Des licenciements pour réduire les pertes ?
Un article du New York Times du 5 octobre a pointé du doigt les pertes importantes du constructeur chinois sur les véhicules produits. Ainsi, selon l’article américain, Nio perdrait environ 32 600 € (35 000 $) par voiture et ne vivrait globalement que des subventions du gouvernement chinois. Ce sont des propos à charge contre le jeune constructeur et toute la filière chinoise. Derrière un chiffre qui semble énorme, il y a des investissements massifs sur des technologies innovantes et des usines ultraperformantes, qui pourraient rapidement se rentabiliser, comme l’a fait Tesla en son temps.
À titre de comparaison, le constructeur américain Lucid Motors perdrait 315 000 € par voiture produite, actuellement. Cela remet les choses en perspective quant à la notion de perte par voiture des constructeurs automobiles en plein développement.
Pour autant, Nio a bien annoncé vendredi 3 novembre qu’il allait devoir licencier 10 % de son effectif. « Nous avons encore un écart entre nos performances globales et nos attentes », indiquait le mail adressé par Nio à son personnel.

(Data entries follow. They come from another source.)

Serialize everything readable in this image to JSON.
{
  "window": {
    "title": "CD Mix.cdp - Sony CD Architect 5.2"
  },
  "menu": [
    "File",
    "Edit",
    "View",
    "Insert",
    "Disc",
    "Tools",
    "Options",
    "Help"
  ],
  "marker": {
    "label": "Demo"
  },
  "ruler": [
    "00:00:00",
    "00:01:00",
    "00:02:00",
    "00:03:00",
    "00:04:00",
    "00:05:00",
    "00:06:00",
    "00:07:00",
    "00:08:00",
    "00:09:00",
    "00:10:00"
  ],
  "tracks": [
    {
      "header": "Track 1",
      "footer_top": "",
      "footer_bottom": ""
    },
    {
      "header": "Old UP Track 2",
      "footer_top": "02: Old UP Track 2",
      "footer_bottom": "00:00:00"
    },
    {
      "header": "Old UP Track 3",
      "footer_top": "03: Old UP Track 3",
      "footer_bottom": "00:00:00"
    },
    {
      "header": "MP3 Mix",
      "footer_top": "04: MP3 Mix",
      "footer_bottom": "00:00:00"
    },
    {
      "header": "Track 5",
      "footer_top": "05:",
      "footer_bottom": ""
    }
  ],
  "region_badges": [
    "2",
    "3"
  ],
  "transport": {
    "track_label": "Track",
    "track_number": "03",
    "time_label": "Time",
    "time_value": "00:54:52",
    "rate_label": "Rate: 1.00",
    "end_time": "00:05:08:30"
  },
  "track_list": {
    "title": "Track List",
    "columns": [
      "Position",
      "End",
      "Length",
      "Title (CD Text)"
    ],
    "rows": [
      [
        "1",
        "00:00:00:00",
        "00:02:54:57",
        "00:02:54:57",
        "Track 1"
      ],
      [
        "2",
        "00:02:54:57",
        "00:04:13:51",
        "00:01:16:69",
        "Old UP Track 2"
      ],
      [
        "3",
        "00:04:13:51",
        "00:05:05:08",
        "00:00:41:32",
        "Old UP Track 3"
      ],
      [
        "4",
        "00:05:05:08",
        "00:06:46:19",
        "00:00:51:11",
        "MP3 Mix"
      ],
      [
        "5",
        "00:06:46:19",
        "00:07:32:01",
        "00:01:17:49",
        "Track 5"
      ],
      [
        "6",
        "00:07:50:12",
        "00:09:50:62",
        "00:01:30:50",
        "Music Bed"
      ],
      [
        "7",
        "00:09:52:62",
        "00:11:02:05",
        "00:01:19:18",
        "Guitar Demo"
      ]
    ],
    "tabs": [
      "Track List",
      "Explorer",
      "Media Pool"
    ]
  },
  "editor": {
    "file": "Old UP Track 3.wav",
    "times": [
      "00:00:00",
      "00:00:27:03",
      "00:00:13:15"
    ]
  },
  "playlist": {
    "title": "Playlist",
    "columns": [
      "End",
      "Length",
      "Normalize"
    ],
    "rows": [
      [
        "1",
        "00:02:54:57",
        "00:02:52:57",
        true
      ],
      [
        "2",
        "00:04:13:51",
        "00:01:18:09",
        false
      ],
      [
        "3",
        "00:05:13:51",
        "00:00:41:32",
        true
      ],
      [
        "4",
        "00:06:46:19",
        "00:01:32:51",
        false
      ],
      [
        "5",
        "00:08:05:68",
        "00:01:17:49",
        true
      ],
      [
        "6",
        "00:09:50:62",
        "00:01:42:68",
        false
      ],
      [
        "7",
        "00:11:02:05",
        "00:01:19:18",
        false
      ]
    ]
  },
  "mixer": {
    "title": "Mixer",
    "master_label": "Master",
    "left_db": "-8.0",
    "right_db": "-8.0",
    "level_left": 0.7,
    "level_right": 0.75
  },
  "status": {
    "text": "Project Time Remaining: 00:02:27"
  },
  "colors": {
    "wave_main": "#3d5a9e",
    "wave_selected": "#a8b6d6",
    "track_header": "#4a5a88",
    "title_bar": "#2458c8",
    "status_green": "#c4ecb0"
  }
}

L’entreprise a besoin de réduire les coûts et d’améliorer son efficacité, en éliminant des postes en double ou non performants, pour s’adapter à la concurrence de plus en plus rude dans le domaine des voitures électriques. L’entreprise comptait fin 2022 plus de 26 000 employés à plein temps. Ce sont environ 3 000 employés qui pourraient être licenciés d’ici fin novembre.
Le constructeur Nio est-il en péril ?
Rien ne laisse penser que l’entreprise pourrait rencontrer des difficultés sérieuses au point de disparaître. La décision de licencier fait partie du passage obligé pour nombre de constructeurs qui doivent s’adapter aux fluctuations du marché. Il ne faudrait quand même pas que les taux d’intérêt viennent ralentir la demande pour les véhicules électriques haut de gamme, sinon la situation pourrait devenir plus compliquée pour Nio, et par ailleurs pour les autres marques récemment arrivées sur le marché international.
Depuis des mois, Nio échange très régulièrement avec les équipes de Mercedes. Les rumeurs d’une alliance des deux marques se font de plus en plus régulières, comme l’étaient celles concernant un rapprochement entre Leapmotor et Stellantis. Il ne serait pas étonnant dans ce contexte que ce licenciement puisse aussi faire partie de conditions pour un partenariat ou rachat éventuel.
Nio fait partie des constructeurs audacieux. Une stratégie qui est à double tranchant pour son expansion : cela peut débloquer une croissance exponentielle, comme cela peut la précipiter en quelques mois dans un mur. Les six prochains mois vont servir à déterminer si l’on est face à une étoile montante ou à un trou noir. D’ici là, Nio n’a pas caché son intention de reporter certains projets à long terme, mais l’accélération sur le marché européen ne devrait pas en faire partie.